Wednesday, July 18, 2012

Enabling Support for IPv6

by Rajiv Aggarwal and David Temkin

In our first post about World IPv6 Launch we talked about our motivations for supporting IPv6.  Now we’ll dive into some of the technical challenges we faced and how we addressed them.  Our primary concern was ensuring uptime and quality of experience for our members throughout our IPv6 deployment.  To accomplish this, our selected platforms and components were required to have robust IPv6 support and our rollout plan required incremental, iterative deployment and assessment.

Devices & Systems

We chose PC/Mac platforms because they met our IPv6 robustness requirements and drive a large number of streaming hours.  A typical PC/Mac playback session touches several critical edge systems which also were able to support IPv6.  These services include:

  • Our public web presence (www.netflix.com and movies.netflix.com)
  • Edge services for movie data and playback support
  • Content delivery services - static assets and audio/video streams

Playback

Streaming IPv6 playback is supported via the Netflix Open Connect Network.  This was mostly seamless, with the exception of two small, distinct issues.  

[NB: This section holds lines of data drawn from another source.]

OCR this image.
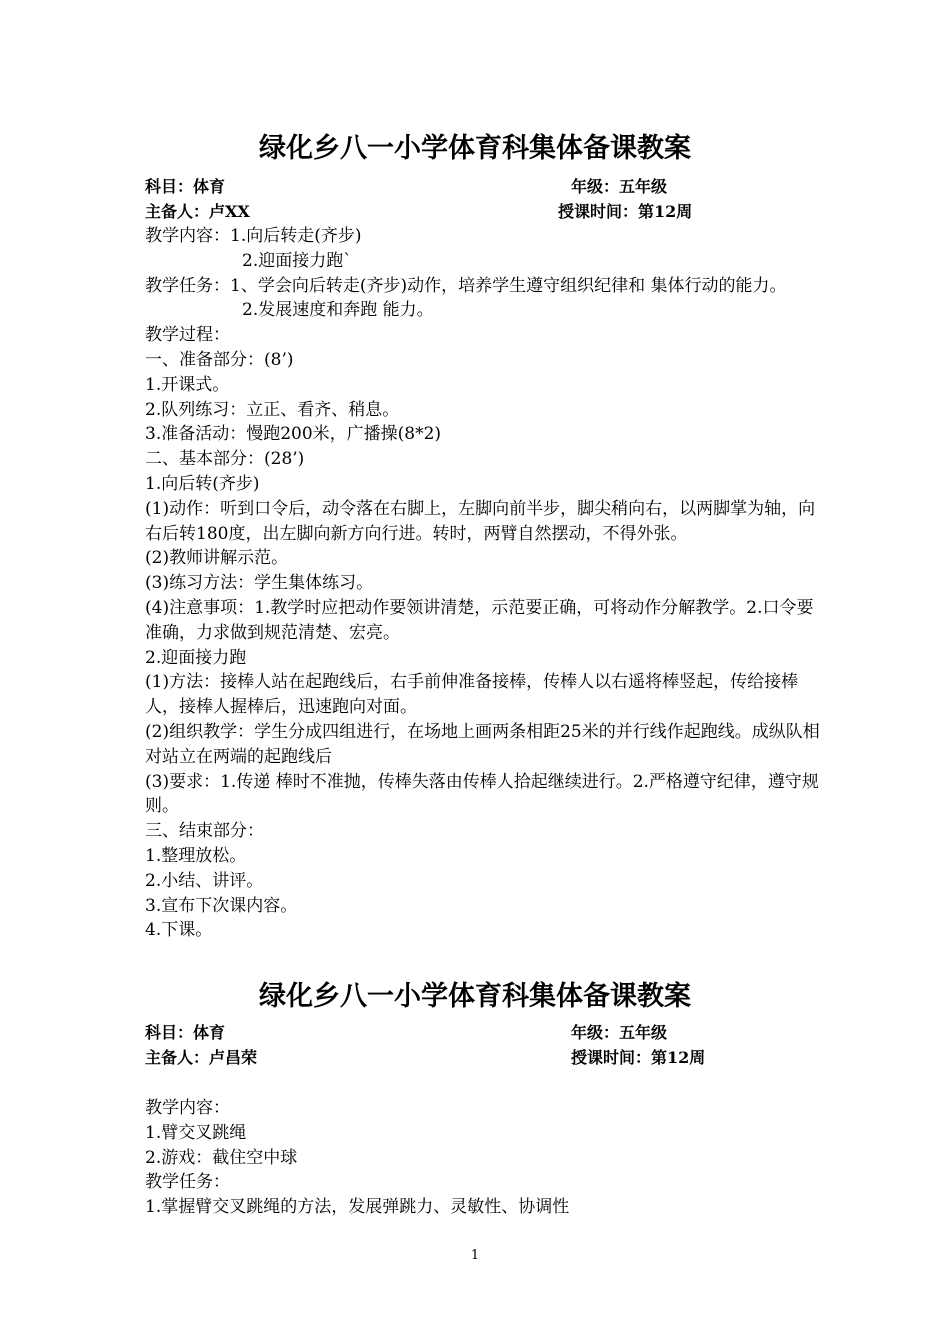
绿化乡八一小学体育科集体备课教案
科目：体育	年级：五年级
主备人：卢XX	授课时间：第12周

教学内容：1.向后转走(齐步)

2.迎面接力跑`

教学任务：1、学会向后转走(齐步)动作，培养学生遵守组织纪律和 集体行动的能力。

2.发展速度和奔跑 能力。

教学过程：

一、准备部分：(8’)

1.开课式。

2.队列练习：立正、看齐、稍息。

3.准备活动：慢跑200米，广播操(8*2)

二、基本部分：(28’)

1.向后转(齐步)

(1)动作：听到口令后，动令落在右脚上，左脚向前半步，脚尖稍向右，以两脚掌为轴，向右后转180度，出左脚向新方向行进。转时，两臂自然摆动，不得外张。

(2)教师讲解示范。

(3)练习方法：学生集体练习。

(4)注意事项：1.教学时应把动作要领讲清楚，示范要正确，可将动作分解教学。2.口令要准确，力求做到规范清楚、宏亮。

2.迎面接力跑

(1)方法：接棒人站在起跑线后，右手前伸准备接棒，传棒人以右遥将棒竖起，传给接棒人，接棒人握棒后，迅速跑向对面。

(2)组织教学：学生分成四组进行，在场地上画两条相距25米的并行线作起跑线。成纵队相对站立在两端的起跑线后

(3)要求：1.传递 棒时不准抛，传棒失落由传棒人拾起继续进行。2.严格遵守纪律，遵守规则。

三、结束部分：

1.整理放松。

2.小结、讲评。

3.宣布下次课内容。

4.下课。

绿化乡八一小学体育科集体备课教案
科目：体育	年级：五年级
主备人：卢昌荣	授课时间：第12周

教学内容：

1.臂交叉跳绳

2.游戏：截住空中球

教学任务：

1.掌握臂交叉跳绳的方法，发展弹跳力、灵敏性、协调性

1
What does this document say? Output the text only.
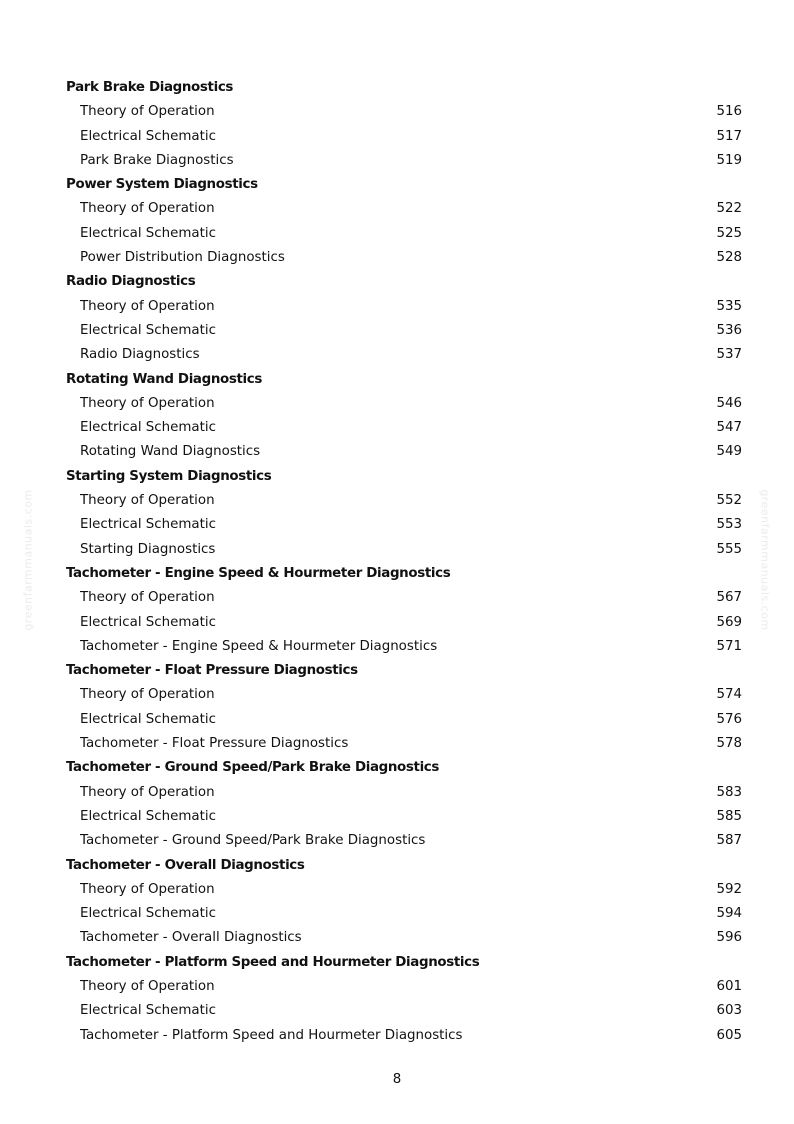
greenfarmmanuals.com	greenfarmmanuals.com
Park Brake Diagnostics
Theory of Operation	516
Electrical Schematic	517
Park Brake Diagnostics	519
Power System Diagnostics
Theory of Operation	522
Electrical Schematic	525
Power Distribution Diagnostics	528
Radio Diagnostics
Theory of Operation	535
Electrical Schematic	536
Radio Diagnostics	537
Rotating Wand Diagnostics
Theory of Operation	546
Electrical Schematic	547
Rotating Wand Diagnostics	549
Starting System Diagnostics
Theory of Operation	552
Electrical Schematic	553
Starting Diagnostics	555
Tachometer - Engine Speed & Hourmeter Diagnostics
Theory of Operation	567
Electrical Schematic	569
Tachometer - Engine Speed & Hourmeter Diagnostics	571
Tachometer - Float Pressure Diagnostics
Theory of Operation	574
Electrical Schematic	576
Tachometer - Float Pressure Diagnostics	578
Tachometer - Ground Speed/Park Brake Diagnostics
Theory of Operation	583
Electrical Schematic	585
Tachometer - Ground Speed/Park Brake Diagnostics	587
Tachometer - Overall Diagnostics
Theory of Operation	592
Electrical Schematic	594
Tachometer - Overall Diagnostics	596
Tachometer - Platform Speed and Hourmeter Diagnostics
Theory of Operation	601
Electrical Schematic	603
Tachometer - Platform Speed and Hourmeter Diagnostics	605
8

First, we ran into an issue where our FreeBSD content cache appliances, processing a significant amount of IPv6 traffic (in some cases, 8Gbps), would eventually panic and hang.  We found a reference leak in the IPv6 code that wasn't apparent until you had processed 2^32 packets. Once this counter rolled over it would free active memory and cause the panic.  Because we process large amounts of traffic we noticed this almost immediately.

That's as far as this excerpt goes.